The last point of error is only with regard to the punishment stage of the case and is moot.

The judgment of the trial court is reversed and the case is remanded for a new trial.






Dissenting Opinion

WOODARD, Justice

dissenting.

I respectfully dissent. The Appellant stated he had to sell the stolen property because his co-defendant owed the buyer money. The authorities later found the debt to be fact. This was a special circumstance of the crime. Taken in context, it was incriminating. The State’s theory of the case was that two thieves appropriated the property. The statement conduces or brings together the reason why only one disposed of the stolen property.

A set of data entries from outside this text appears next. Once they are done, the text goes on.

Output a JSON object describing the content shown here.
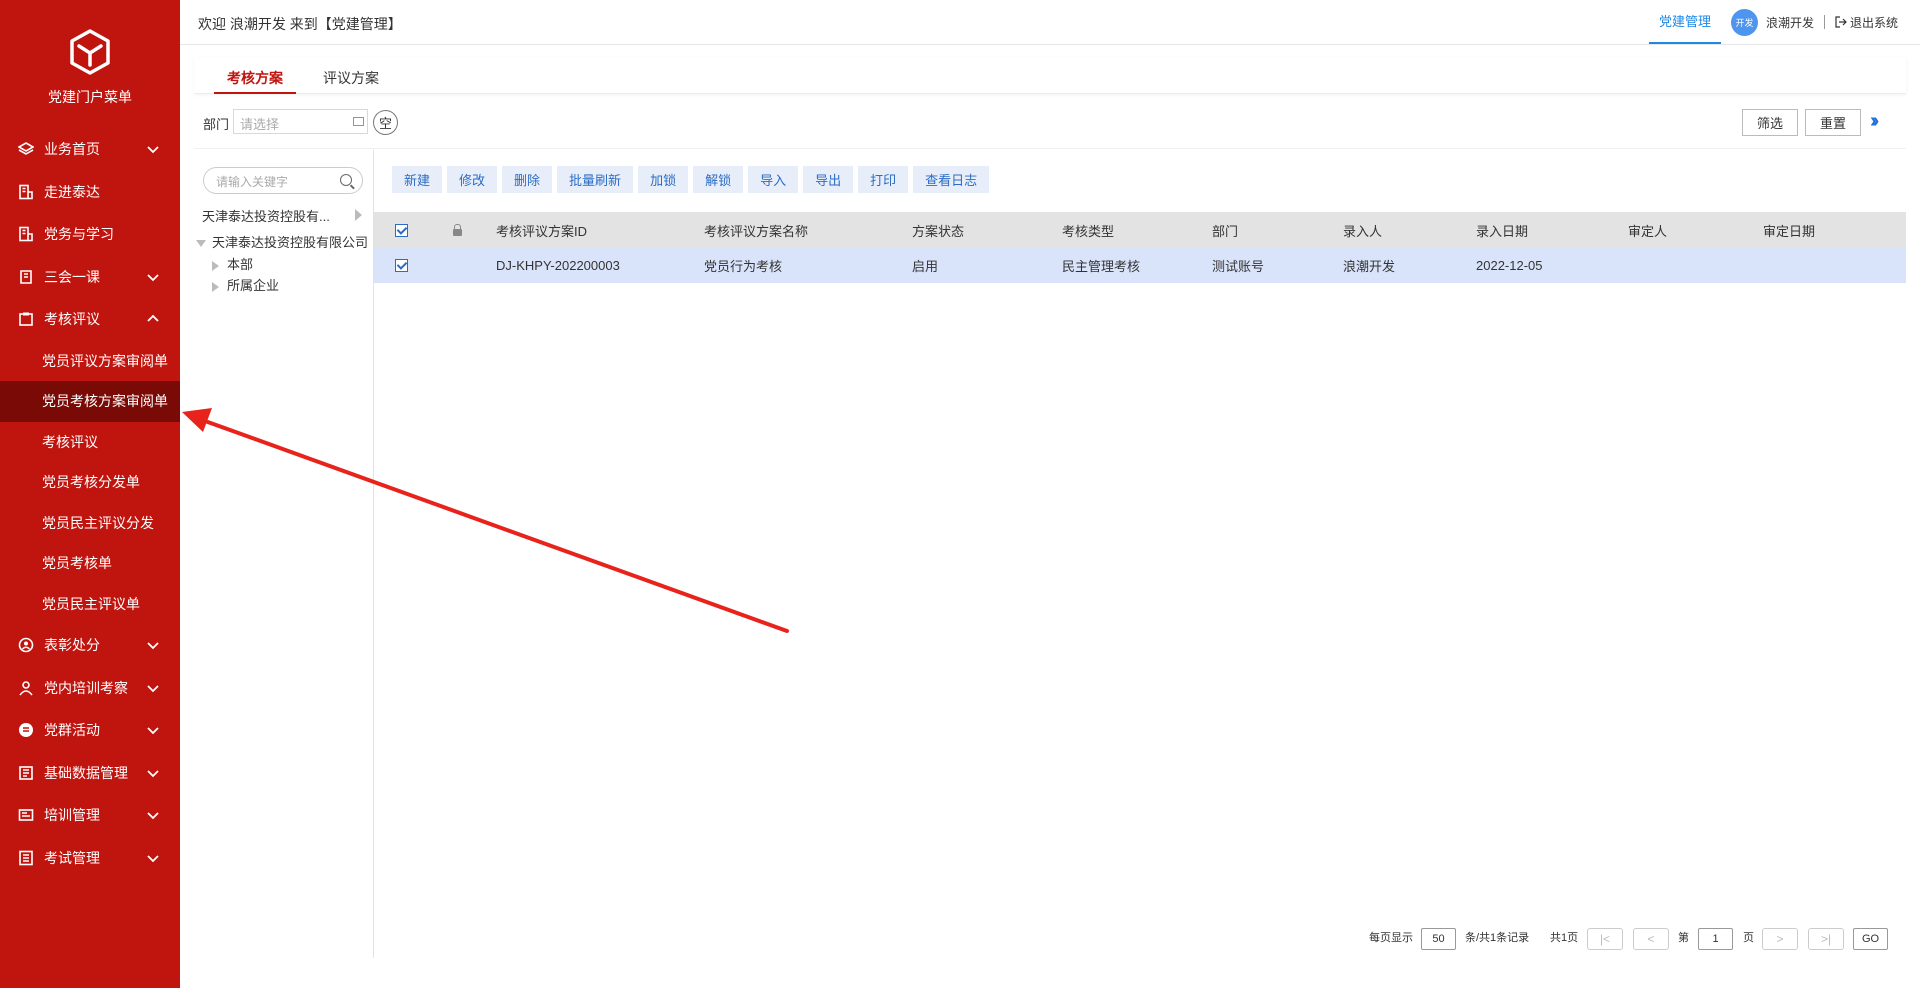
{
  "sidebar": {
    "logo_text": "党建门户菜单",
    "items": [
      {
        "label": "业务首页",
        "icon": "layers-icon",
        "chevron": "down"
      },
      {
        "label": "走进泰达",
        "icon": "building-icon",
        "chevron": ""
      },
      {
        "label": "党务与学习",
        "icon": "building-icon",
        "chevron": ""
      },
      {
        "label": "三会一课",
        "icon": "book-icon",
        "chevron": "down"
      },
      {
        "label": "考核评议",
        "icon": "clipboard-icon",
        "chevron": "up"
      }
    ],
    "sub_items": [
      {
        "label": "党员评议方案审阅单",
        "active": false
      },
      {
        "label": "党员考核方案审阅单",
        "active": true
      },
      {
        "label": "考核评议",
        "active": false
      },
      {
        "label": "党员考核分发单",
        "active": false
      },
      {
        "label": "党员民主评议分发",
        "active": false
      },
      {
        "label": "党员考核单",
        "active": false
      },
      {
        "label": "党员民主评议单",
        "active": false
      }
    ],
    "items_after": [
      {
        "label": "表彰处分",
        "icon": "user-circle-icon",
        "chevron": "down"
      },
      {
        "label": "党内培训考察",
        "icon": "user-icon",
        "chevron": "down"
      },
      {
        "label": "党群活动",
        "icon": "coin-icon",
        "chevron": "down"
      },
      {
        "label": "基础数据管理",
        "icon": "database-icon",
        "chevron": "down"
      },
      {
        "label": "培训管理",
        "icon": "training-icon",
        "chevron": "down"
      },
      {
        "label": "考试管理",
        "icon": "exam-icon",
        "chevron": "down"
      }
    ]
  },
  "topbar": {
    "welcome": "欢迎 浪潮开发 来到【党建管理】",
    "module": "党建管理",
    "avatar_text": "开发",
    "user": "浪潮开发",
    "logout": "退出系统"
  },
  "tabs": [
    {
      "label": "考核方案",
      "active": true
    },
    {
      "label": "评议方案",
      "active": false
    }
  ],
  "filter": {
    "dept_label": "部门",
    "dept_placeholder": "请选择",
    "clear_label": "空",
    "filter_btn": "筛选",
    "reset_btn": "重置"
  },
  "tree": {
    "search_placeholder": "请输入关键字",
    "header": "天津泰达投资控股有...",
    "root": "天津泰达投资控股有限公司",
    "children": [
      "本部",
      "所属企业"
    ]
  },
  "toolbar": [
    "新建",
    "修改",
    "删除",
    "批量刷新",
    "加锁",
    "解锁",
    "导入",
    "导出",
    "打印",
    "查看日志"
  ],
  "table": {
    "columns": [
      "考核评议方案ID",
      "考核评议方案名称",
      "方案状态",
      "考核类型",
      "部门",
      "录入人",
      "录入日期",
      "审定人",
      "审定日期"
    ],
    "rows": [
      [
        "DJ-KHPY-202200003",
        "党员行为考核",
        "启用",
        "民主管理考核",
        "测试账号",
        "浪潮开发",
        "2022-12-05",
        "",
        ""
      ]
    ]
  },
  "pager": {
    "per_page_label": "每页显示",
    "per_page": "50",
    "records": "条/共1条记录",
    "total_pages": "共1页",
    "page_label": "第",
    "page": "1",
    "page_suffix": "页",
    "go": "GO"
  },
  "colors": {
    "sidebar_bg": "#c0140f",
    "sidebar_active": "#7a0a05",
    "accent_blue": "#1e88e5",
    "tab_active": "#c0140f",
    "toolbar_btn_bg": "#e8eef9",
    "row_selected": "#d9e4fb",
    "annotation_arrow": "#e8231c"
  }
}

By requiring some special circumstance of the crime which was unknown to the investigating officers at the time to be included in a statement as a condition to its admission' into evidence, some assurance of actual conversation with the accused regarding the crime is made. This discourages an over zealous police officer from bolstering his investigative conclusions by simply stating the defendant confessed to the crime. *887The fact that the Appellant testified to events that would make this special circumstance of the crime equally unique to his version of innocent undertakings goes to the weight of the confession and not to its admissibility. Under any special circumstance of a crime, including the finding of stolen property or the weapon of the offense, a defendant can later testify to exculpatory situations supporting the special circumstance of the crime which was later found to be true. Although the special circumstance supports some statement by a defendant, the fact finder, as always, must determine whether a defendant or a police officer is worthy of belief under the proper burden of proof guidelines.